We stare at each other, chests heaving, the fire crackling between us.
The anger radiates off him, but underneath it, I smell it. Even through the rain and the mud, I smell it. Rosemary and citrus and mint. It makes my head spin.
I clutch the blanket around myself, trying to stop the shivering.
“Find him,” I whisper, my voice breaking. “Please. Just find him.”
Boone’s face changes. The anger cracks, revealing something raw underneath. He looks at Rhett.
“I’m going,” Boone says. “Keep her here. Don’t let her leave.”
“I won’t,” Rhett says.
Boone turns to the door. He grabs his coat from the hook, shrugging it on.
“Boone,” I say.
He pauses, his hand on the doorknob.
“The culvert,” I say softly. “Blue was looking at the culvert.”
He nods once.
“I’ll check it,” he says.
He opens the door and vanishes into the dark.
Rhett
Knox is already moving, grabbing his coat from the hook before Boone even has the door closed. The floorboards groan under his boots as he strides toward the exit.

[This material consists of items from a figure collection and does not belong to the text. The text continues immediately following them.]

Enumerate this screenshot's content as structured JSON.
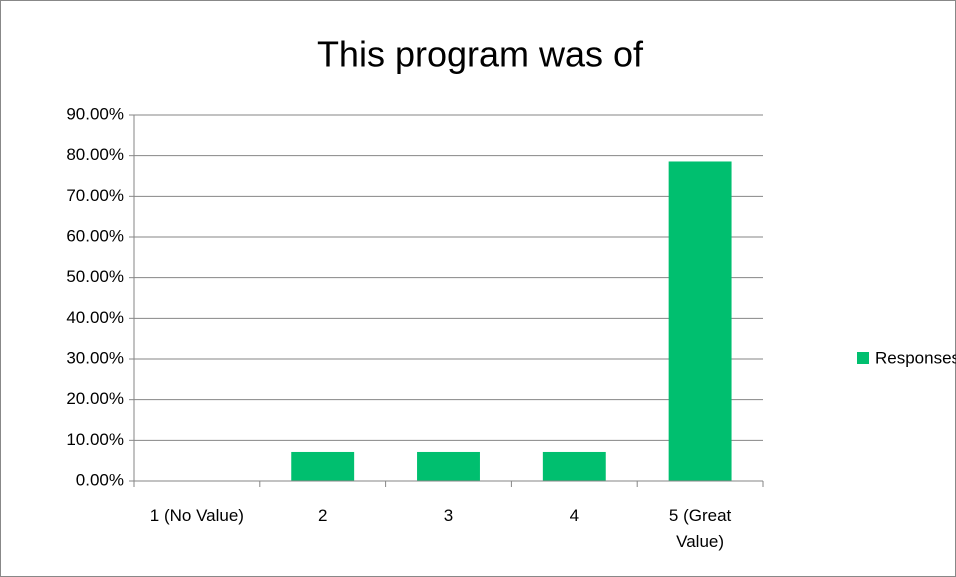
{
  "chart_data": {
    "type": "bar",
    "title": "This program was of",
    "categories": [
      "1 (No Value)",
      "2",
      "3",
      "4",
      "5 (Great Value)"
    ],
    "series": [
      {
        "name": "Responses",
        "color": "#00bf6f",
        "values": [
          0,
          7.14,
          7.14,
          7.14,
          78.57
        ]
      }
    ],
    "ylim": [
      0,
      90
    ],
    "yticks": [
      {
        "value": 0,
        "label": "0.00%"
      },
      {
        "value": 10,
        "label": "10.00%"
      },
      {
        "value": 20,
        "label": "20.00%"
      },
      {
        "value": 30,
        "label": "30.00%"
      },
      {
        "value": 40,
        "label": "40.00%"
      },
      {
        "value": 50,
        "label": "50.00%"
      },
      {
        "value": 60,
        "label": "60.00%"
      },
      {
        "value": 70,
        "label": "70.00%"
      },
      {
        "value": 80,
        "label": "80.00%"
      },
      {
        "value": 90,
        "label": "90.00%"
      }
    ],
    "grid": true,
    "legend": "right"
  }
}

“I’ll give him a hand,” Knox says, not looking back. “Two sets of eyes are better than one.”
He vanishes into the night, the wind catching the door and slamming it shut with a heavy thud that seems to echo through the entire house.

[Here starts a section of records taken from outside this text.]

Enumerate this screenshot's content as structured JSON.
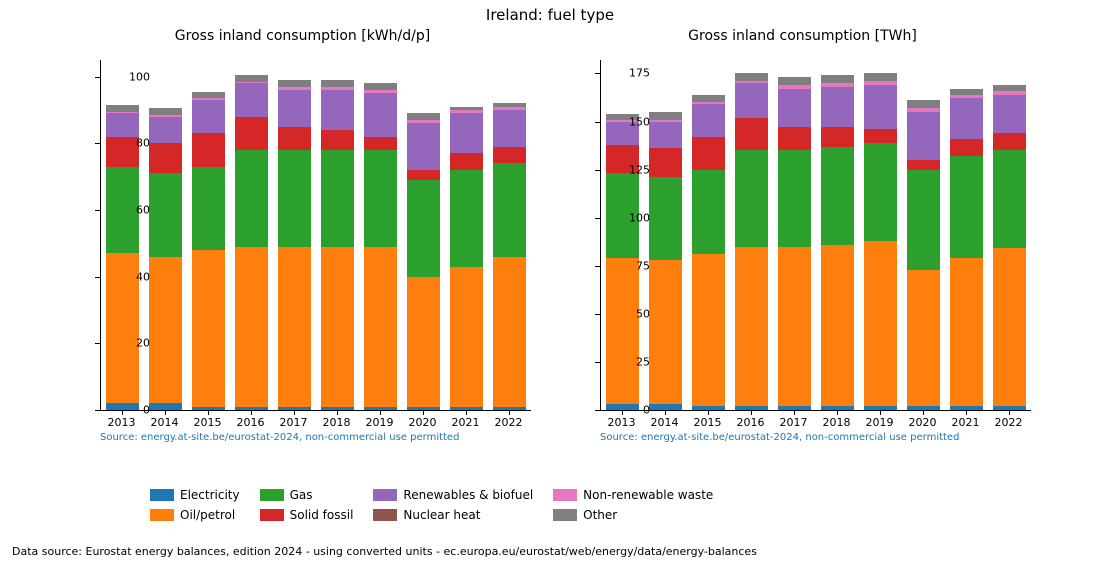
{
  "suptitle": "Ireland: fuel type",
  "footer": "Data source: Eurostat energy balances, edition 2024 - using converted units - ec.europa.eu/eurostat/web/energy/data/energy-balances",
  "series_order": [
    "electricity",
    "oil",
    "gas",
    "solid_fossil",
    "renewables",
    "nuclear",
    "waste",
    "other"
  ],
  "series_meta": {
    "electricity": {
      "label": "Electricity",
      "color": "#1f77b4"
    },
    "oil": {
      "label": "Oil/petrol",
      "color": "#ff7f0e"
    },
    "gas": {
      "label": "Gas",
      "color": "#2ca02c"
    },
    "solid_fossil": {
      "label": "Solid fossil",
      "color": "#d62728"
    },
    "renewables": {
      "label": "Renewables & biofuel",
      "color": "#9467bd"
    },
    "nuclear": {
      "label": "Nuclear heat",
      "color": "#8c564b"
    },
    "waste": {
      "label": "Non-renewable waste",
      "color": "#e377c2"
    },
    "other": {
      "label": "Other",
      "color": "#7f7f7f"
    }
  },
  "legend_columns": [
    [
      "electricity",
      "oil"
    ],
    [
      "gas",
      "solid_fossil"
    ],
    [
      "renewables",
      "nuclear"
    ],
    [
      "waste",
      "other"
    ]
  ],
  "categories": [
    "2013",
    "2014",
    "2015",
    "2016",
    "2017",
    "2018",
    "2019",
    "2020",
    "2021",
    "2022"
  ],
  "panels": [
    {
      "id": "left",
      "title": "Gross inland consumption [kWh/d/p]",
      "ylim": [
        0,
        105
      ],
      "ytick_step": 20,
      "bar_width": 0.75,
      "background_color": "#ffffff",
      "source_note": "Source: energy.at-site.be/eurostat-2024, non-commercial use permitted",
      "source_note_color": "#1f77b4",
      "title_fontsize": 14,
      "tick_fontsize": 11,
      "data": {
        "electricity": [
          2,
          2,
          1,
          1,
          1,
          1,
          1,
          1,
          1,
          1
        ],
        "oil": [
          45,
          44,
          47,
          48,
          48,
          48,
          48,
          39,
          42,
          45
        ],
        "gas": [
          26,
          25,
          25,
          29,
          29,
          29,
          29,
          29,
          29,
          28
        ],
        "solid_fossil": [
          9,
          9,
          10,
          10,
          7,
          6,
          4,
          3,
          5,
          5
        ],
        "renewables": [
          7,
          8,
          10,
          10,
          11,
          12,
          13,
          14,
          12,
          11
        ],
        "nuclear": [
          0,
          0,
          0,
          0,
          0,
          0,
          0,
          0,
          0,
          0
        ],
        "waste": [
          0.5,
          0.5,
          0.5,
          0.5,
          1,
          1,
          1,
          1,
          1,
          1
        ],
        "other": [
          2,
          2,
          2,
          2,
          2,
          2,
          2,
          2,
          1,
          1
        ]
      }
    },
    {
      "id": "right",
      "title": "Gross inland consumption [TWh]",
      "ylim": [
        0,
        182
      ],
      "ytick_step": 25,
      "bar_width": 0.75,
      "background_color": "#ffffff",
      "source_note": "Source: energy.at-site.be/eurostat-2024, non-commercial use permitted",
      "source_note_color": "#1f77b4",
      "title_fontsize": 14,
      "tick_fontsize": 11,
      "data": {
        "electricity": [
          3,
          3,
          2,
          2,
          2,
          2,
          2,
          2,
          2,
          2
        ],
        "oil": [
          76,
          75,
          79,
          83,
          83,
          84,
          86,
          71,
          77,
          82
        ],
        "gas": [
          44,
          43,
          44,
          50,
          50,
          51,
          51,
          52,
          53,
          51
        ],
        "solid_fossil": [
          15,
          15,
          17,
          17,
          12,
          10,
          7,
          5,
          9,
          9
        ],
        "renewables": [
          12,
          14,
          17,
          18,
          20,
          21,
          23,
          25,
          21,
          20
        ],
        "nuclear": [
          0,
          0,
          0,
          0,
          0,
          0,
          0,
          0,
          0,
          0
        ],
        "waste": [
          1,
          1,
          1,
          1,
          2,
          2,
          2,
          2,
          2,
          2
        ],
        "other": [
          3,
          4,
          4,
          4,
          4,
          4,
          4,
          4,
          3,
          3
        ]
      }
    }
  ]
}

Then silence settles over the living room. It’s a strange, heavy silence, filled only by the sound of the rain lashing against the glass and the fire crackling in the hearth.
I stand near the fireplace, gripping the poker until my knuckles turn white. I look at Saramaria.
She’s sitting on the edge of the sofa, exactly where Boone dumped her. The blanket Boone threw at her is pooled in her lap, forgotten. She’s staring at her hands, which are folded tightly in her lap, and her wet hair is plastered to her skull, dripping water onto the knees of her shorts. Her socks are sodden, leaving dark wet patches on the rug beneath her feet.
She’s shaking. Not just shivering, but trembling with a fine, violent vibration that I can see from across the room.
She doesn’t move. She doesn’t speak. For five minutes, maybe ten, we just exist in the same space. The only movement is the rise and fall of her chest and the occasional twitch of her fingers against the blanket.
Finally, she lifts her head. Her eyes are wide, unfocused, darting around the room as if she’s looking for an escape route that isn’t there.
“I’m all dirty,” she whispers. The words are so soft I almost miss them.
“What?” I ask, taking a step closer.